Deixando um pouco de lado a arquitetura vou dar minha opinião sobre a "seleção" brasileira e seu futebol pífio e só o farei para daqui 4 anos repostar esse texto e confirmar minhas expectativas para a próxima edição da copa.
Futebol sempre foi um negócio, isso não é nenhuma novidade. Porém o que nós vemos hoje em dia é uma verdadeira destruição cultural do futebol e dos clubes. Os campeonatos citadinos e regionais sofrem cada ano mais por essa máquina fantasiosa que transforma clubes em balcão de negócios de investidores, televisão, sonegadores e todo tipo de vagabundo que se alimenta da alegria das pessoas.
Tentam copiar a todo custo o modelo de gestão europeu com arenas multiuso moderníssimas, verdadeiros centros de entretenimento com lojas, cinemas, restaurantes e pouco futebol. Esquecem infelizmente daquele que mais pode dar vida ao empreendimento ou seja o torcedor. O verdadeiro combustível de um clube, aquele que pegava sua almofadinha e seu radinho e seguia à cancha. Tomava sua cerveja, comia seu pastel, gritava, xingava e voltava para casa depois de mais um jogo. Hoje não consegue mais nem fazer a metade disso sem deixar um rim na saída do estádio.

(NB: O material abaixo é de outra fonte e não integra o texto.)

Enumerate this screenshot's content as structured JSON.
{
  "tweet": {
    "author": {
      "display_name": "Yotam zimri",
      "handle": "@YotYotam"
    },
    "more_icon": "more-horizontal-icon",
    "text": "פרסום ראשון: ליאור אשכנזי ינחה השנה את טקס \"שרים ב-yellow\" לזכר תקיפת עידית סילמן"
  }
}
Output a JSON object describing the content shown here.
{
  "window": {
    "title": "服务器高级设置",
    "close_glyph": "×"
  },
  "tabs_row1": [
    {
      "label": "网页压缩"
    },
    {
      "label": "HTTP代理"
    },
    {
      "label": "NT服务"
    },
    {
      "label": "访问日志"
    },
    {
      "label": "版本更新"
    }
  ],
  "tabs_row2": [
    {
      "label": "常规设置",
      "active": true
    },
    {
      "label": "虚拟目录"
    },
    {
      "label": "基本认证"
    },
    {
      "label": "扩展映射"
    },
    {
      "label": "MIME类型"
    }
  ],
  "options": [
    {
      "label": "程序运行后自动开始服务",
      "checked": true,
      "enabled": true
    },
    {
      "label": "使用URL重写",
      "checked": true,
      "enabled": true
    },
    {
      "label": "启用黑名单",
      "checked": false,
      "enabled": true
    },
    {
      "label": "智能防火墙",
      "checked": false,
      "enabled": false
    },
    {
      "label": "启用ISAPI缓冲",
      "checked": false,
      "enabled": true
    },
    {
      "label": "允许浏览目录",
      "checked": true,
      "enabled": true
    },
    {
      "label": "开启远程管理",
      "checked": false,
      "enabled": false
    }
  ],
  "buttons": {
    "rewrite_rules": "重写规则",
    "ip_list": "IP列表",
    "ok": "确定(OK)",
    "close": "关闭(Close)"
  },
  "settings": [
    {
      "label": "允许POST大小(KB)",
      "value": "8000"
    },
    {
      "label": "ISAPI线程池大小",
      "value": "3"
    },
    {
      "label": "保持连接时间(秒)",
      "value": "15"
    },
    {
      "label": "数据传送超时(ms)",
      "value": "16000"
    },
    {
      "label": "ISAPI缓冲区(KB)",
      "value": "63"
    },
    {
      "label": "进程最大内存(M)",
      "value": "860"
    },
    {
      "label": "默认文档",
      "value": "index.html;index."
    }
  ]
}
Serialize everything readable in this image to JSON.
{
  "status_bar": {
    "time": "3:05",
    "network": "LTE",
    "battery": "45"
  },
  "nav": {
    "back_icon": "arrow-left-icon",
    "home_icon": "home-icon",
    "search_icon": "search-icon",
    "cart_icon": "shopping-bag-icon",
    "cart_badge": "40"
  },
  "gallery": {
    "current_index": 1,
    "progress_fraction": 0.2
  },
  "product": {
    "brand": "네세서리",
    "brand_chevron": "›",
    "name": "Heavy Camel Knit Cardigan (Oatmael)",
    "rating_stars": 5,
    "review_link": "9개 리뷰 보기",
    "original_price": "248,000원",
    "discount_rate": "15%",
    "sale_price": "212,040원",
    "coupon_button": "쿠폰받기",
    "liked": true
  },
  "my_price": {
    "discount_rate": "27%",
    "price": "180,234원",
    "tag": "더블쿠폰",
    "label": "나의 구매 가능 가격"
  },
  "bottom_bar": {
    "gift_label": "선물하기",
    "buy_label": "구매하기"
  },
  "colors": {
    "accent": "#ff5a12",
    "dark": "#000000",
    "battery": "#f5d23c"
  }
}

Mas isso é o futebol contemporâneo, o futebol de vitrine, o modelo a ser seguido, pois no primeiro mundo é assim, pois bem, está aí o resultado preliminar. Clubes quebrados e que devem até as calças, estádio que parecem quadras de tênis, jogos pífios, pipoca a 15 conto! entre outros... Porém o mais grave ainda não é isso e sim a destruição da nossa matéria prima, ou seja, nossos craques.
Onde estão os pequenos gênios da bola, os dribladores, a gurizada de faz fila no jogo, aquele guri que brinca com o adversário?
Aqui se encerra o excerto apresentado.